16. According to both the doctors the injuries found on the person of the deceased were possible by hard and blunt substance.
17. So far as the injuries on the other two victims are concerned Dr. Seth (PW 13) stated that Arvindbhai had the following injuries on his person:
(i) contused lacerated wound 4″ x 1/2 ” over right frontal region
(ii) contused lacerated wound 3″ x 1/2 ” x 1/2″ over left occipital region
(iii) contused lacerated wound 1″ x 1/4″ x 1/4″ on base of left thumb and
(iv) tenderness over the left forearm and the left knee.
18. The other injured Vinodchandra was examined by Dr. Kirit Shukla (PW 14) and his examination revealed the following injuries on his person:
(i) contused lacerated wound on forehead 5″ 1/2″ x 1/2″,
(ii) contused lacerated wound over occipital region 1/2″ x 1/2″ x 1/2″,
(iii) pupils of both eyes were equally reacting to light,
(iv) rounded bruises over chest,
(v) bruise on front of abdomen 6″ x 1″ and 6″ x 1″,
(vi) tenderness over right forearm and wrist with a fracture
(vii) pointed wound over left leg 1 x 1 cm and
(viii) tenderness over left heel.
19. Considering the nature of injuries inflicted on the above three persons and the discrepancy about the utterances of the mob we are in complete agreement with the reasoning of the High Court as quoted earlier and the conclusion drawn therefrom that it could not be conclusively inferred that the common object of the assembly was to commit the murder. If really a mob of 50-60 persons wanted to commit the murders nothing prevented them from inflicting severer injuries on the persons of Govindbhai and the two victims, more so, when some of them were armed with sharp cutting and dangerous weapons. The fact that the accused-appellants Nos. 1 and 2 used blunt edges of the weapons and not their sharp edges goes a long way to show that they did not also share a common intention to kill Govindbhai when they assaulted him. We are, therefore, unable to accept the contention of Mr. Lalit that the members of the unlawful assembly shared the common object or accused- appellants Nos 1 and 2 shared the common intention of committing the murder of Govindbhai.

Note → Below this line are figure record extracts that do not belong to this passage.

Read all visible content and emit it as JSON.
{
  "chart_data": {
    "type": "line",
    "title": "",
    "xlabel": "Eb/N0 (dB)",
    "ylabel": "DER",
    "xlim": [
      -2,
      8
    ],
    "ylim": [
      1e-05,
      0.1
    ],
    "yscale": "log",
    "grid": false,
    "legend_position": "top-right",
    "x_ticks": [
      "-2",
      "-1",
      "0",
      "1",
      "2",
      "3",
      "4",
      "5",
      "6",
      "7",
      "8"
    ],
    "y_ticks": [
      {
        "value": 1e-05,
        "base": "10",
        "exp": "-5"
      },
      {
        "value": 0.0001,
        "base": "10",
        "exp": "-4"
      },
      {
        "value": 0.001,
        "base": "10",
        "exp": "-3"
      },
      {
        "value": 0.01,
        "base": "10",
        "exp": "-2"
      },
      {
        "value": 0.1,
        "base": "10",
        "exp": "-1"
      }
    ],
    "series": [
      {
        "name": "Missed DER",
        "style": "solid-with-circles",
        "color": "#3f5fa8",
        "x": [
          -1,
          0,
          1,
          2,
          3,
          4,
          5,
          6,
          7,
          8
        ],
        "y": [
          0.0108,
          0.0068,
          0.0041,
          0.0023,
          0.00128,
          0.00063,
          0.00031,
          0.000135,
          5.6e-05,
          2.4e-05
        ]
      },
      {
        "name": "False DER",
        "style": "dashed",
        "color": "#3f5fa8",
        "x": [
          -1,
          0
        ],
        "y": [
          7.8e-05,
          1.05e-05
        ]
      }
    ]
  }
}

20. Coming now to the contention of Mr. Ramaswamy that the facts and circumstances of the case, particularly the fact that most of the members of the assembly only carried ordinary sticks, a few of which, according to the prosecution were recovered from the houses of the accused-appellants clearly indicated that the common object of the unlawful assembly was only to cause simple hurt we can only say that even if we accept his contention, still the accused-appellants would be liable for the offence of causing grievous hurt as Section 149 IPC applies not only to offence actually committed in pursuance of the common object but also the offence that members of the unlawful assembly knew was likely to be committed; and it would be impossible in the facts of this case to hold that the members of the unlawful assembly did not know that grievous hurt was likely to be committed by an unlawful assembly, as large as the one with which we are concerned here some of whom were armed with dangerous weapons. Accordingly, even if the common object be not placed as high as murder as contended by Mr. Lalit, the conviction of the accused-appellants under Section 326 IPC simpliciter or 326 read with 149 IPC, as the case may be, for the assaults on Govindbhai and Vinod has got to be upheld.
21. That brings us to the question of sentence as raised by Mr. Lalit. It is undoubtedly true that considering the manner in which the accused-appellants assaulted Govindbhai the sentence of three years imposed by the High Court for that offence errs on the side of leniency. But then, we cannot be oblivious of the fact that since the offences were committed more than 14 years have elapsed and during this long period the appellants have gone through the ordeal of a protracted criminal trial and of the two appeals. Having given our anxious consideration to these competing claims we do not feel inclined to enhance the sentence.
22. In the result both the appeals are dismissed. The accused – appellants, who are on bail, shall now surrender to their bail bonds to serve out the sentences imposed by the High Court.